I'm sorry to read that things ended like this, but it's not the first time I've heard of such events. My last dom ghosted me after a year, so really, there is no accounting for stupidity in this world! Try not to blame yourself, but instead, as an opportunity to learn.
At the moment, I strongly recommend that you take some time to focus on yourself. I've been a submissive for years now, but I always work on myself first and put myself as the first priority. Doing so helps to flag up the fakes early on who spout nonsense such as "You're a sub, so do what I tell you as I'm the dom here!". To give you an example, this is a message that landed in my inbox a few minutes ago:
"How are you? I am 40, 5’8” avg athletic build blk hair brown eyes looking for Real life long term submissive.. ideally someone open to live in, and/or open to breast implants( prefer very busty) but not a must.
Tell me more about you.. would you like to talk/text on phone? Phone#?"
The first thing I did was block him. Hopefully, you can see why, but the red flags here for me are:
1. It's a copy and paste message. Nothing about it is personal. He is clearly after a quick fix.
2. He wants someone to live with him; I am in the UK and he's in the USA. I don't see that working well!

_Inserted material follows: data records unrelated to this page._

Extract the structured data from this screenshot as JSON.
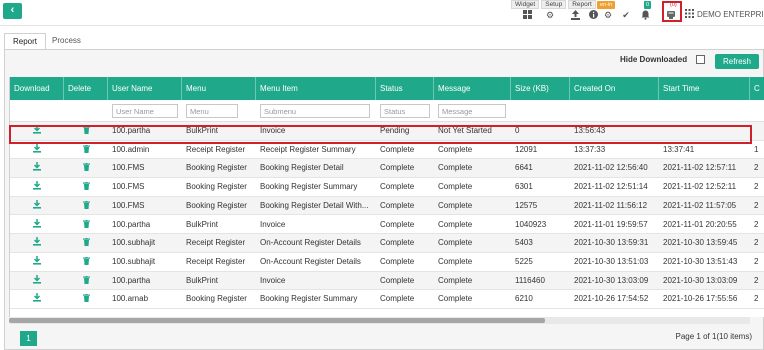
{
  "topbar": {
    "back_icon": "chevron-left-icon",
    "links": [
      "Widget",
      "Setup",
      "Report"
    ],
    "orange_badge": "en-in",
    "green_badge": "0",
    "red_badge": "(0)",
    "company": "DEMO ENTERPRISE"
  },
  "tabs": [
    "Report",
    "Process"
  ],
  "toolbar": {
    "hide_downloaded_label": "Hide Downloaded",
    "hide_downloaded_checked": false,
    "refresh_label": "Refresh"
  },
  "grid": {
    "columns": [
      "Download",
      "Delete",
      "User Name",
      "Menu",
      "Menu Item",
      "Status",
      "Message",
      "Size (KB)",
      "Created On",
      "Start Time",
      "C"
    ],
    "filters": {
      "user_name": "User Name",
      "menu": "Menu",
      "submenu": "Submenu",
      "status": "Status",
      "message": "Message"
    },
    "rows": [
      {
        "user": "100.partha",
        "menu": "BulkPrint",
        "item": "Invoice",
        "status": "Pending",
        "message": "Not Yet Started",
        "size": "0",
        "created": "13:56:43",
        "start": "",
        "c": "",
        "highlighted": true
      },
      {
        "user": "100.admin",
        "menu": "Receipt Register",
        "item": "Receipt Register Summary",
        "status": "Complete",
        "message": "Complete",
        "size": "12091",
        "created": "13:37:33",
        "start": "13:37:41",
        "c": "1"
      },
      {
        "user": "100.FMS",
        "menu": "Booking Register",
        "item": "Booking Register Detail",
        "status": "Complete",
        "message": "Complete",
        "size": "6641",
        "created": "2021-11-02 12:56:40",
        "start": "2021-11-02 12:57:11",
        "c": "2"
      },
      {
        "user": "100.FMS",
        "menu": "Booking Register",
        "item": "Booking Register Summary",
        "status": "Complete",
        "message": "Complete",
        "size": "6301",
        "created": "2021-11-02 12:51:14",
        "start": "2021-11-02 12:52:11",
        "c": "2"
      },
      {
        "user": "100.FMS",
        "menu": "Booking Register",
        "item": "Booking Register Detail With...",
        "status": "Complete",
        "message": "Complete",
        "size": "12575",
        "created": "2021-11-02 11:56:12",
        "start": "2021-11-02 11:57:05",
        "c": "2"
      },
      {
        "user": "100.partha",
        "menu": "BulkPrint",
        "item": "Invoice",
        "status": "Complete",
        "message": "Complete",
        "size": "1040923",
        "created": "2021-11-01 19:59:57",
        "start": "2021-11-01 20:20:55",
        "c": "2"
      },
      {
        "user": "100.subhajit",
        "menu": "Receipt Register",
        "item": "On-Account Register Details",
        "status": "Complete",
        "message": "Complete",
        "size": "5403",
        "created": "2021-10-30 13:59:31",
        "start": "2021-10-30 13:59:45",
        "c": "2"
      },
      {
        "user": "100.subhajit",
        "menu": "Receipt Register",
        "item": "On-Account Register Details",
        "status": "Complete",
        "message": "Complete",
        "size": "5225",
        "created": "2021-10-30 13:51:03",
        "start": "2021-10-30 13:51:43",
        "c": "2"
      },
      {
        "user": "100.partha",
        "menu": "BulkPrint",
        "item": "Invoice",
        "status": "Complete",
        "message": "Complete",
        "size": "1116460",
        "created": "2021-10-30 13:03:09",
        "start": "2021-10-30 13:03:09",
        "c": "2"
      },
      {
        "user": "100.arnab",
        "menu": "Booking Register",
        "item": "Booking Register Summary",
        "status": "Complete",
        "message": "Complete",
        "size": "6210",
        "created": "2021-10-26 17:54:52",
        "start": "2021-10-26 17:55:56",
        "c": "2"
      }
    ]
  },
  "footer": {
    "current_page": "1",
    "page_info": "Page 1 of 1(10 items)"
  },
  "colors": {
    "accent": "#1fa98a",
    "highlight": "#d0202a",
    "badge_orange": "#f0a030"
  }
}
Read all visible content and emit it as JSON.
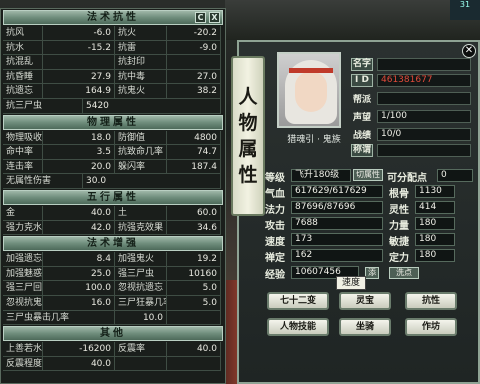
{
  "left": {
    "resist_title": "法术抗性",
    "resist": [
      [
        "抗风",
        "-6.0",
        "抗火",
        "-20.2"
      ],
      [
        "抗水",
        "-15.2",
        "抗雷",
        "-9.0"
      ],
      [
        "抗混乱",
        "",
        "抗封印",
        ""
      ],
      [
        "抗昏睡",
        "27.9",
        "抗中毒",
        "27.0"
      ],
      [
        "抗遗忘",
        "164.9",
        "抗鬼火",
        "38.2"
      ]
    ],
    "resist_extra": [
      "抗三尸虫",
      "5420"
    ],
    "physical_title": "物理属性",
    "physical": [
      [
        "物理吸收率",
        "18.0",
        "防御值",
        "4800"
      ],
      [
        "命中率",
        "3.5",
        "抗致命几率",
        "74.7"
      ],
      [
        "连击率",
        "20.0",
        "躲闪率",
        "187.4"
      ]
    ],
    "physical_extra": [
      "无属性伤害",
      "30.0"
    ],
    "five_title": "五行属性",
    "five": [
      [
        "金",
        "40.0",
        "土",
        "60.0"
      ],
      [
        "强力克水",
        "42.0",
        "抗强克效果",
        "34.6"
      ]
    ],
    "boost_title": "法术增强",
    "boost": [
      [
        "加强遗忘",
        "8.4",
        "加强鬼火",
        "19.2"
      ],
      [
        "加强魅惑",
        "25.0",
        "强三尸虫",
        "10160"
      ],
      [
        "强三尸回血",
        "100.0",
        "忽视抗遗忘",
        "5.0"
      ],
      [
        "忽视抗鬼火",
        "16.0",
        "三尸狂暴几率",
        "5.0"
      ],
      [
        "三尸虫暴击几率",
        "10.0",
        "",
        ""
      ]
    ],
    "other_title": "其他",
    "other": [
      [
        "上善若水",
        "-16200",
        "反震率",
        "40.0"
      ],
      [
        "反震程度",
        "40.0",
        "",
        ""
      ]
    ],
    "header_buttons": [
      "C",
      "X"
    ]
  },
  "right": {
    "banner": [
      "人",
      "物",
      "属",
      "性"
    ],
    "close_icon": "✕",
    "portrait_name": "猎魂引 · 鬼族",
    "fields": {
      "name_label": "名字",
      "id_label": "I D",
      "id_value": "461381677",
      "gang_label": "帮派",
      "fame_label": "声望",
      "fame_value": "1/100",
      "battle_label": "战绩",
      "battle_value": "10/0",
      "title_label": "称谓"
    },
    "stats": {
      "grade_label": "等级",
      "grade_value": "飞升180级",
      "switch_attr": "切属性",
      "free_points_label": "可分配点",
      "free_points_value": "0",
      "hp_label": "气血",
      "hp_value": "617629/617629",
      "mp_label": "法力",
      "mp_value": "87696/87696",
      "atk_label": "攻击",
      "atk_value": "7688",
      "spd_label": "速度",
      "spd_value": "173",
      "dao_label": "禅定",
      "dao_value": "162",
      "exp_label": "经验",
      "exp_value": "10607456",
      "add_btn": "添",
      "wash_btn": "洗点",
      "gengu_label": "根骨",
      "gengu_value": "1130",
      "lingxing_label": "灵性",
      "lingxing_value": "414",
      "liliang_label": "力量",
      "liliang_value": "180",
      "minjie_label": "敏捷",
      "minjie_value": "180",
      "dingli_label": "定力",
      "dingli_value": "180"
    },
    "tooltip": "速度",
    "buttons": [
      "七十二变",
      "灵宝",
      "抗性",
      "人物技能",
      "坐骑",
      "作坊"
    ]
  },
  "colors": {
    "accent": "#6f8d7c",
    "red_value": "#e04a3a"
  },
  "top_right_badge": "31"
}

3. And breast implants! Now, whether or not that is something that I'd agree to have done is irrelevant. To bring something like that up in the first message is a red flag for me.
4. Tell me more about you... Um, try reading my profile, maybe?!
5. Immediately asking for my phone number. So bad! So so so so bad. This is probably one of the easier red flags to spot when someone wants to immediately move you from a secure platform to your private number ASAP.
Now, I'm not saying that all Doms/Dommes/Masters/Mistresses are bad, and I don't want this experience to put you off, but everyone regardless of their role needs to do their homework and take precautions to stay safe. Boundaries and you come first. No questions asked there in my opinion, but sadly, a lot of people are incredibly talented at being manipulative, even abusive.
Take the time to get to know someone and learn along the way. As long as you are learning, you'll grow, and with that, you'll meet kind and respectful people as you will be able to assert yourself without fear of being a 'bad sub' etc. Background checks are also important when assessing if it is safe to play with someone. Tools and laws vary from country to country (I live in the UK), but really, once you have someone's name and number, you can hunt through Google and see what there is. Reverse image search is useful too. Here, all limited businesses have to be publicly registered; I have caught a few people out with that register! One 'dom' lied about his name and took 13yrs off his age on his profile (not sure if he's on here as well). There is also a way to request info here from the local police teams to check if the person has any convictions/reports of domestic violence. See what is available to you and use it wisely to equip yourself.
Please feel free to DM me if you wish. I'm always happy to chat with like-minded people and I remember how daunting it is to start venturing into BDSM.